Wyoming is an energy state, with around 70 percent of its revenue derived from extractive industries such as oil, gas and coal. But as some of the larger markets for Wyoming’s energy commodities shift toward demanding renewables, the future of the state’s breadbasket industries is uncertain.
For Utah Associated Municipal Power Systems, or UAMPS – a Utah political subdivision providing energy services on a nonprofit basis to community-owned power systems throughout the Mountain West – that meant rethinking its strategy.
“As we moved along, we saw messaging from the environmentalist community that they were going after carbon,” said Nate Hardy, UAMPS director of resource strategy and environmental policy. “Coal is low-hanging fruit. When coal is gone, they’re going to go after natural gas. So we saw we needed to think in a carbon-free environment.”
Hardy was one of two panelists speaking Wednesday at the University of Wyoming on renewable energy sources during the Wyoming Energy Summit. The event, sponsored by the Wyoming Business Report, a sister publication to the Wyoming Tribune Eagle, saw attendance from several lawmakers and candidates for statewide offices, including some running to be the state’s next governor.
Wyoming has a lot going for it when it comes to potential for developing renewable energy sources. Though it has a burgeoning wind sector, solar has been slow to start. And there’s currently no nuclear power presence in the Cowboy State.

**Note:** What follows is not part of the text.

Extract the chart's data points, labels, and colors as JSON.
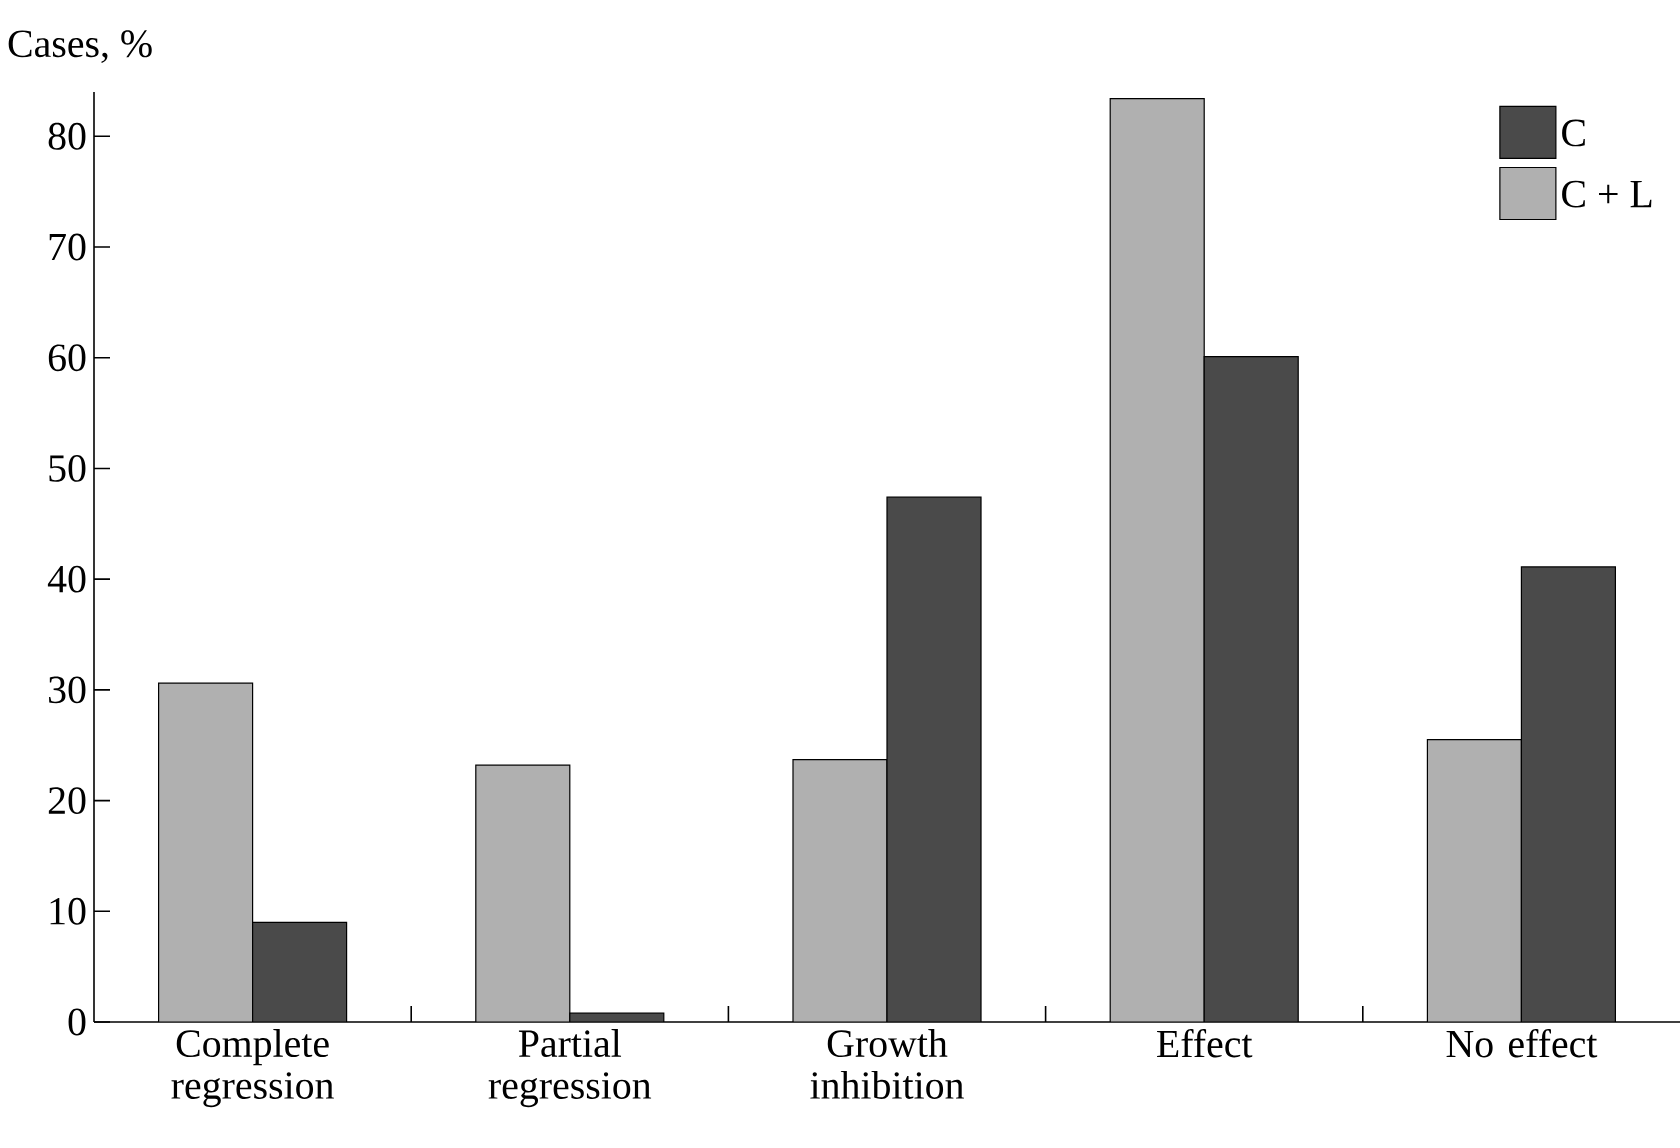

But that could change, Hardy said.
While he said UAMPS doesn’t advocate for an energy portfolio that’s comprised entirely of either renewables or minerals, having an array of sources would make sense for the Cowboy State.
Small modular reactors, or SMRs, are a type of nuclear fission reactor smaller than conventional reactors. Hardy said UAMPS is working with the U.S. Department of Energy on projects to implement nuclear reactors as energy supplies. The idea, Hardy said, is to build small reactors in a factory environment, allowing suppliers to provide nuclear energy in a way that aggressively controls costs.
And because of the way the reactors are designed, Hardy said they wouldn’t pose the risk of repeating the disaster in Fukushima, Japan, where an earthquake led to nuclear meltdowns and the release of radioactive materials. It remains the most significant nuclear disaster since the 1986 accident at a Chernobyl power plant in the former Ukrainian republic of the Soviet Union.
“These reactors sit in a common pool of water, and because of this design, the problems that happened in Fukushima are not a problem,” Hardy said. “You can walk away from these things without auxiliary power. These things will safely shut down without any operator actions. That was recently demonstrated by a press release from the (U.S. Nuclear Regulatory Commission, or NRC).”
The NRC’s approval of the design is a big deal, Hardy said. For Wyoming, it could mean the state could take advantage of existing transmission infrastructure to implement SMR power plants as coal plants expire.
“These small nuclear reactors, a couple of 600-megawatt plants, could be dropped in the same sites,” Hardy said. “Utilize the water, utilize the transmission, the economies are there, the workforce is there. … It would be a shame to throw all that away.”
Developers working with state and federal regulations can be cumbersome, Hardy said. Wyoming could implement state and local policies and advocate for federal policies that would “create a path of least resistance” to implementing SMRs, he said.
“To the extent Wyoming policymakers, legislators and communities can work together to get on board sooner, rather than later, would be very advantageous,” Hardy said.